My current choice of a performance metrics system and why I picked it
In response to my previous entries on gathering OS level performance metrics, people have left a number of comments recommending various systems for doing this. So now it's time to explain my current decision about this.
The short version: I'm planning to use graphite combined with some stats-gathering frontend, probably collectd. We may wind up wanting something more sophisticated as the web interface; we'll see.
This decision is not made from a full and careful comparison of all of the available tools with respect to what we need, partly because I don't know enough to make that comparison. Instead it's made in large part based on what seems to be popular among relatively prominent and leading edge organizations today. Put bluntly, graphite appears to be the current DevOps hotness as far as metrics goes.

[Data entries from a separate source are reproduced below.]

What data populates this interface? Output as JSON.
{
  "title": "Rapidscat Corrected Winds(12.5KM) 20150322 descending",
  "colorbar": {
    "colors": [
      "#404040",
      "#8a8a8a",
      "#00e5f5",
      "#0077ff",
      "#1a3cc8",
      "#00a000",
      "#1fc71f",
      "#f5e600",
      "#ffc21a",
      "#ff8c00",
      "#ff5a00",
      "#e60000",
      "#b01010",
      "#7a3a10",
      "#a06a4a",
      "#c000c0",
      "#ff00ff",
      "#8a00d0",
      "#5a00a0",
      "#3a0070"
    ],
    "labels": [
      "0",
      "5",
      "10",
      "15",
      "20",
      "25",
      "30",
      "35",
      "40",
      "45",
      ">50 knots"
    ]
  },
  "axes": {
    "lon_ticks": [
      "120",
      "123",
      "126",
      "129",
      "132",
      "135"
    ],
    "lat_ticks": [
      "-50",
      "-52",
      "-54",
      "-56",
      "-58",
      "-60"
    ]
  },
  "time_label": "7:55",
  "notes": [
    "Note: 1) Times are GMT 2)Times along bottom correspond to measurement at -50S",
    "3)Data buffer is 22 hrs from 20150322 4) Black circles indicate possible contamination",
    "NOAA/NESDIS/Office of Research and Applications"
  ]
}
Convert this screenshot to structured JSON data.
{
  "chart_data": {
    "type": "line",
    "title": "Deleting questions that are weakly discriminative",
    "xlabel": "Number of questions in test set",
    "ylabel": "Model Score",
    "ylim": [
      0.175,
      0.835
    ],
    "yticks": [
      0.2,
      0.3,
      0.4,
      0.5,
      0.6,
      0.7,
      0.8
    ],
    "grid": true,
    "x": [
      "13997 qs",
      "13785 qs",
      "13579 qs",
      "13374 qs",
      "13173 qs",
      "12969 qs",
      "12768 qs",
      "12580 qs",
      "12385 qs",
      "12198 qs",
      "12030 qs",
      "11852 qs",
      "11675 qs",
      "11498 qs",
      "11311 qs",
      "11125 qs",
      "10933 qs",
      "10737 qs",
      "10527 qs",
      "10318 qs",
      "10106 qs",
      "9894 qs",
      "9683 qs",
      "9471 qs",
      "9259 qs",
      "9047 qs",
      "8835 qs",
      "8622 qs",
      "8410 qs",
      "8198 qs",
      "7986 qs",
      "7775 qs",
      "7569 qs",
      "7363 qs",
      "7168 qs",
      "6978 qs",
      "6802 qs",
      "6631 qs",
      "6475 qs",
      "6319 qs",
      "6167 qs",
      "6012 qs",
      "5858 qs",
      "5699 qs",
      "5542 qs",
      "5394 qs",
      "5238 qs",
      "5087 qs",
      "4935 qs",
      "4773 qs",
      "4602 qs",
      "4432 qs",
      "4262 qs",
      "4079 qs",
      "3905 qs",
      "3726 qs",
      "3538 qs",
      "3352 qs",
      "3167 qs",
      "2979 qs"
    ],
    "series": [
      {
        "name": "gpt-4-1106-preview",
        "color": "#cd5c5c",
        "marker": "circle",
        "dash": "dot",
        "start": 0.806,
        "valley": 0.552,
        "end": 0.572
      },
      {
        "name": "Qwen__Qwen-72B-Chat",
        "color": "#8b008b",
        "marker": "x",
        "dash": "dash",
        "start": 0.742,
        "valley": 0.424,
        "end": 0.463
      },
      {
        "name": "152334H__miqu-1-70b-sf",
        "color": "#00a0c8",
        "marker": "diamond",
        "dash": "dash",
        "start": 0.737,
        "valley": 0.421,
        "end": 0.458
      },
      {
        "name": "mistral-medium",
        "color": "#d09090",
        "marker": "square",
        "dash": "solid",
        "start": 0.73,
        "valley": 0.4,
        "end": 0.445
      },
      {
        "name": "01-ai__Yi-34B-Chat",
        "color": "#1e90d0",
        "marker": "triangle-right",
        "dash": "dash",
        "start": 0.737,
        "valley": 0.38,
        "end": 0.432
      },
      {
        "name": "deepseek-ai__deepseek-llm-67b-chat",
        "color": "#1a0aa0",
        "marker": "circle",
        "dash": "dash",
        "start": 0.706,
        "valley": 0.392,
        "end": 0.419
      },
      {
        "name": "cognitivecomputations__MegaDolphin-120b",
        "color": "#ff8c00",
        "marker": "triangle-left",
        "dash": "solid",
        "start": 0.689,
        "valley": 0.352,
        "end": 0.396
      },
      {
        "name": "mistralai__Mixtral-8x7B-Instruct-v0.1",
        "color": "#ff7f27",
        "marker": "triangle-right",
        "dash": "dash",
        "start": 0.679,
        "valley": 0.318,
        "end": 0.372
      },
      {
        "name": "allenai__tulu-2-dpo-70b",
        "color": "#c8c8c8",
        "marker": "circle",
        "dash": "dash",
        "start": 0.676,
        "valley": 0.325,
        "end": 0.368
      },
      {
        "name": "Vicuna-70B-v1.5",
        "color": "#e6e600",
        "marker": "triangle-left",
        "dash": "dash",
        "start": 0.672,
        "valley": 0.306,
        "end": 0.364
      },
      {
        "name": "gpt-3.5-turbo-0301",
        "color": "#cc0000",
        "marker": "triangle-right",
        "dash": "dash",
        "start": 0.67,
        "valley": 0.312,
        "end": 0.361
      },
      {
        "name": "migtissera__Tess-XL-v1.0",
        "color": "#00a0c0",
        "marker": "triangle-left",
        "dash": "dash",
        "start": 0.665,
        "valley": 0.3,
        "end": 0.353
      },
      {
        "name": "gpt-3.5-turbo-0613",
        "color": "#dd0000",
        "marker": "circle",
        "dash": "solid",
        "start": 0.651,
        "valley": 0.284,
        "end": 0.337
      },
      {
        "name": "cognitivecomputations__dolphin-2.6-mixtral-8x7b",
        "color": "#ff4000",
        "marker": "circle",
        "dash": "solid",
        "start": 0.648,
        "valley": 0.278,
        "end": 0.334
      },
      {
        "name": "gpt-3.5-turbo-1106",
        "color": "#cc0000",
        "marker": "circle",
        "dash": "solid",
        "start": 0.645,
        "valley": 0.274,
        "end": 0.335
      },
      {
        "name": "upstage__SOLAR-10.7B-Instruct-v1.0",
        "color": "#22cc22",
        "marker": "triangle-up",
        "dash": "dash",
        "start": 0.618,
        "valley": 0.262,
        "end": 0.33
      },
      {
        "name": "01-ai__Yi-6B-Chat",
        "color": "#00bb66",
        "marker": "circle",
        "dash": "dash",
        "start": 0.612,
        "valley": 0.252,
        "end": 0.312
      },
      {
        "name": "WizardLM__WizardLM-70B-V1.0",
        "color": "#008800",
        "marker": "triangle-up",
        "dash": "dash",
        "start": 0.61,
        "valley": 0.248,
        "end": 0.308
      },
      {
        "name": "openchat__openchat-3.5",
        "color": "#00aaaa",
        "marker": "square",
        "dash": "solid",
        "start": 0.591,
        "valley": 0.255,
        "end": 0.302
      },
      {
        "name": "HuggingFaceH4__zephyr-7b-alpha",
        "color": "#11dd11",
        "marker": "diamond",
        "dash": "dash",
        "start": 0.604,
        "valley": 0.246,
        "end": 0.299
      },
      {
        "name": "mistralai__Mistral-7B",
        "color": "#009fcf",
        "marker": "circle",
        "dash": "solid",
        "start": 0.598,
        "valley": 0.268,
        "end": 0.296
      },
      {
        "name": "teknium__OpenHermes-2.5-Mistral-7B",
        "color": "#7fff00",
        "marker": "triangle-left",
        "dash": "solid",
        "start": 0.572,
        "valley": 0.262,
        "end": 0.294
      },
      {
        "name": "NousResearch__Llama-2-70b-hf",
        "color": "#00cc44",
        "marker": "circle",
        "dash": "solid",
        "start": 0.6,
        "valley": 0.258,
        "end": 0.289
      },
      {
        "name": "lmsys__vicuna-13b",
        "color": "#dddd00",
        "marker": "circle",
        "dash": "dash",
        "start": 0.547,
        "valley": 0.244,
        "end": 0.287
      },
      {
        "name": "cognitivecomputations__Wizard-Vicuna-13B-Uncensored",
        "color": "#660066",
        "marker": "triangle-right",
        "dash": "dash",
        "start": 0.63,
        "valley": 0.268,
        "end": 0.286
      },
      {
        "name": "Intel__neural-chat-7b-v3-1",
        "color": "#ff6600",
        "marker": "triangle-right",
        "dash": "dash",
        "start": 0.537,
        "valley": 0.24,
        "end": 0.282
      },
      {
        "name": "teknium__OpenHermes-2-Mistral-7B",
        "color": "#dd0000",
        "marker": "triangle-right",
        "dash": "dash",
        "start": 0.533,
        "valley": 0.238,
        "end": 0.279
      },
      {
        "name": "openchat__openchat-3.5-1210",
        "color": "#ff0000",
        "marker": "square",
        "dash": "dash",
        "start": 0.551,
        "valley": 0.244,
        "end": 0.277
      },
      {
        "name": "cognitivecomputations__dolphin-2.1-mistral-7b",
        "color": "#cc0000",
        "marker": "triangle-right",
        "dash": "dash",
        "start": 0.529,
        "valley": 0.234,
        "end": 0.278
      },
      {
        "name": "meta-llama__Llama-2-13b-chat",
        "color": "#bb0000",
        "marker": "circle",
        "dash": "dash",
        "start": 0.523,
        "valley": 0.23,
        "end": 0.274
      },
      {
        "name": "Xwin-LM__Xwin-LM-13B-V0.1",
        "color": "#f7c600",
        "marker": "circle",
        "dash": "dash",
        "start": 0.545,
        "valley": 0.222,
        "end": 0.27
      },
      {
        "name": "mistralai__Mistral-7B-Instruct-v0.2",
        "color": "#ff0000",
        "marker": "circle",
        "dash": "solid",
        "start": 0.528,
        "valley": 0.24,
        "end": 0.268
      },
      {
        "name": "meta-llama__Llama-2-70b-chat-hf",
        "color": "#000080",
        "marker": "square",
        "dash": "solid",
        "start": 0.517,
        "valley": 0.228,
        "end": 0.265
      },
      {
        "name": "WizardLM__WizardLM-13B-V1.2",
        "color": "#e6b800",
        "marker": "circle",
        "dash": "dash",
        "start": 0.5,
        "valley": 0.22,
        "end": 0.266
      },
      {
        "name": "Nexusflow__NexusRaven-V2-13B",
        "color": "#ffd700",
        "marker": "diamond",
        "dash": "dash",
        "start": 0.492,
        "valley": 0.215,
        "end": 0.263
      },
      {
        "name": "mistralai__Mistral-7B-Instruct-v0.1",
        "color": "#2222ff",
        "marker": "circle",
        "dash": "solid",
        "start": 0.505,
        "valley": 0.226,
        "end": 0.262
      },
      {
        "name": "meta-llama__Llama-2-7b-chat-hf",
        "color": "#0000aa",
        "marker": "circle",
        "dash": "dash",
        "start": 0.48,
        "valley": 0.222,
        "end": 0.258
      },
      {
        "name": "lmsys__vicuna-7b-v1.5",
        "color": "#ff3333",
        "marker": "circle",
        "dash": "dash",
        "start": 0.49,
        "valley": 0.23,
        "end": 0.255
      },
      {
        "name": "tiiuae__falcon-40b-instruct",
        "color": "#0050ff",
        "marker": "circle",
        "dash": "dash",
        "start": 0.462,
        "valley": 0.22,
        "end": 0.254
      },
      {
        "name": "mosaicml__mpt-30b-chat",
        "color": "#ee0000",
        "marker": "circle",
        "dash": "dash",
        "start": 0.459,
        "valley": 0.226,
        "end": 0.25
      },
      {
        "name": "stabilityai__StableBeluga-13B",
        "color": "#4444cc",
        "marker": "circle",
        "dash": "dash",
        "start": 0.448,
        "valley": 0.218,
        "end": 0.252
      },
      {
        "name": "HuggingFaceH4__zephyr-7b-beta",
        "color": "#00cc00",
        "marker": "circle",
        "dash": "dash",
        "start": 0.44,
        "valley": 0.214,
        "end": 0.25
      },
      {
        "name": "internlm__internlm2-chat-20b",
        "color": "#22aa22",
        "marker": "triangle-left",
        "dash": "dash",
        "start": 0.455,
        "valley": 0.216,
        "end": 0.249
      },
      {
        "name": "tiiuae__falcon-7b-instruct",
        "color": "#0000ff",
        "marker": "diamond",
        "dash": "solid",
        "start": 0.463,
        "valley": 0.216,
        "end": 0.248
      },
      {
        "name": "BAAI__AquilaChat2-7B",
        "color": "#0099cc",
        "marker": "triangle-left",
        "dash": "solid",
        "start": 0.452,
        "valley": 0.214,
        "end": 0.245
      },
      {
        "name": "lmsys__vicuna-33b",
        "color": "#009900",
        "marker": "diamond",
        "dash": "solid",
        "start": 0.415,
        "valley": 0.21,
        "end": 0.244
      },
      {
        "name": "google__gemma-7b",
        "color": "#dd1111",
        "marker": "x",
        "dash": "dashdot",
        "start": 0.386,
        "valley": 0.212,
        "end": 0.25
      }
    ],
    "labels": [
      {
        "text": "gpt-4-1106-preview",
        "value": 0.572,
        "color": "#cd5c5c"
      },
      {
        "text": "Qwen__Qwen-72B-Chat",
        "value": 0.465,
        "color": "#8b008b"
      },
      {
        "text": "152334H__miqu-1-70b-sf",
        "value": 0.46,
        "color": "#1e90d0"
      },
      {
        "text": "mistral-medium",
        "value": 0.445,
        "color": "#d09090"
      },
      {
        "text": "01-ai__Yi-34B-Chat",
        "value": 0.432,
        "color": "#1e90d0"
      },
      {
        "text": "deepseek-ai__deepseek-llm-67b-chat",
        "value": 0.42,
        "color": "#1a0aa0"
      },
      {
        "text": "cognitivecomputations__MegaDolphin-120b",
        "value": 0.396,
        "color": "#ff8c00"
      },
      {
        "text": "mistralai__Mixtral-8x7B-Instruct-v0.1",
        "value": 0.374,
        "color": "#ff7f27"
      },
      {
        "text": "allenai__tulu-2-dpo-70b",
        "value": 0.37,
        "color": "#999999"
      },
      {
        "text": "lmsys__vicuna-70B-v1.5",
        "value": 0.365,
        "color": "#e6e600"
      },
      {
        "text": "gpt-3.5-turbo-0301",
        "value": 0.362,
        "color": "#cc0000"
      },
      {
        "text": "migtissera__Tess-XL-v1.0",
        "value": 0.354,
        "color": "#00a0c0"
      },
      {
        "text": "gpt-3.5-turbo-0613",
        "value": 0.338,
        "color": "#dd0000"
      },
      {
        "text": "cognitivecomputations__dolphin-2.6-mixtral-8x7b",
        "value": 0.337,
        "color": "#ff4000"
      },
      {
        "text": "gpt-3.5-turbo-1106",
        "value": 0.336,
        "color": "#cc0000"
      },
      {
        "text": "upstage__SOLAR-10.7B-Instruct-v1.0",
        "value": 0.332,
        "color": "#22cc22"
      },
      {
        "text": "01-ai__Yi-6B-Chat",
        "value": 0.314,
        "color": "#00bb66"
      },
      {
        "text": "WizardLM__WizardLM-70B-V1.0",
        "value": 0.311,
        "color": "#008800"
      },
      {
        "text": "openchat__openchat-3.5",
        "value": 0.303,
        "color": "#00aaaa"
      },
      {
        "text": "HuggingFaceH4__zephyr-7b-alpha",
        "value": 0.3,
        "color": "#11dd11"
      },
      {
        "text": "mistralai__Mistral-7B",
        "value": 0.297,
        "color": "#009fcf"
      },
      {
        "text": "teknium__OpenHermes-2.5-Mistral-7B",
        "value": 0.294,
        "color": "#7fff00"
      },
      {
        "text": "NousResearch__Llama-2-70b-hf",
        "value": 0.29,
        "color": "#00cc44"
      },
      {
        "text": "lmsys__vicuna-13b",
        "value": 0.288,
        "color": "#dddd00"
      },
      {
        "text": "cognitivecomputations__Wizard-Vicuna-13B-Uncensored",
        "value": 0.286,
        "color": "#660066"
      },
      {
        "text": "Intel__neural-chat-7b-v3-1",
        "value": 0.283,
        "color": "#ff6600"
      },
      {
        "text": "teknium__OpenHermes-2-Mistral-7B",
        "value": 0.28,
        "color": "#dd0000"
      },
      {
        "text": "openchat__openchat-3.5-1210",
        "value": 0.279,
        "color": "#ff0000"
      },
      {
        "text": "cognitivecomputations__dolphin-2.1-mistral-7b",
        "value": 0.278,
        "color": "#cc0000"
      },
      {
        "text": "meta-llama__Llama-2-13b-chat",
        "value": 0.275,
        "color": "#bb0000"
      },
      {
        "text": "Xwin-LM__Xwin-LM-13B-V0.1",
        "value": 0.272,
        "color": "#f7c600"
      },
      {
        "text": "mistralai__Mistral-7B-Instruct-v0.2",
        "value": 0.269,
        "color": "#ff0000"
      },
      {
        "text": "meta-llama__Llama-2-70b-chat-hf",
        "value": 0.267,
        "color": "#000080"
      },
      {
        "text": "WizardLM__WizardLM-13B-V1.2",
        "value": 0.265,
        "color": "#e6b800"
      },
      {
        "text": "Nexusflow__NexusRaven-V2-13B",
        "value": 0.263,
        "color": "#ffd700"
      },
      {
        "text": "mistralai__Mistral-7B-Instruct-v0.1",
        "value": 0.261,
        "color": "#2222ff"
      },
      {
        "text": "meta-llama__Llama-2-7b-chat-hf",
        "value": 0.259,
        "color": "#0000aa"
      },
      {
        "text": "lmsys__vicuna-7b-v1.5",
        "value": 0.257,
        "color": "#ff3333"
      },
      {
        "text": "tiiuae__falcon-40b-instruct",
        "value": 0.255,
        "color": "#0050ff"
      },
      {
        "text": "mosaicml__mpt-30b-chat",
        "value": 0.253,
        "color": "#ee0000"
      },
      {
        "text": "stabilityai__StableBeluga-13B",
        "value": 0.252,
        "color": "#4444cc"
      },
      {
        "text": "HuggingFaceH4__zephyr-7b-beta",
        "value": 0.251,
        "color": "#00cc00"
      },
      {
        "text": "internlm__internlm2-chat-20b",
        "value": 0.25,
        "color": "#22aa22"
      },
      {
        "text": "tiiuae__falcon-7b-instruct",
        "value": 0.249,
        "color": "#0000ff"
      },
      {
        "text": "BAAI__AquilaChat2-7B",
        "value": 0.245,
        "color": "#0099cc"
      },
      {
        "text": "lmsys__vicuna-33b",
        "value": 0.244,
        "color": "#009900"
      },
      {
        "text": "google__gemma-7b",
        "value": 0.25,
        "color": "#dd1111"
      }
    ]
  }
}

That it's the popular and apparent default choice means two good things. First, given that it's used by much bigger environments than we are I can probably make it work for us, and given that the world is not full of angry muttering about how annoying and/or terrible it is it's probably not going to be particularly bad. Second, it's much more likely that such a popular tool will have a good ecology around it, that there will be people writing howtos and 'how I did this' articles for it and add on tools and so on. And indeed this seems to be the case based on my trawling of the Internet so far; I've tripped over far more stuff about graphite than about anything else and there seem to be any number of ways of collecting stats and feeding it data.
(That graphite's the popular choice also means that it's likely to be kept up to date, developed further, possibly packaged for me, and so on.)
A side benefit of this reading is that it's shown me that people are pushing metrics into a graphite-based system at relatively high rates. This is exactly what I want to do given that averages lie and the shorter period you take them over the better for avoiding some of those lies.
(I'm aware that we may run into things like disk IO limits. I'll have to see, but gathering metrics say every five or ten seconds is certainly my goal.)
Many of the alternatives are probably perfectly good and would do decently well for us. They're just somewhat more risky choices than the current big popular thing and as a result they leave me with various concerns and qualms.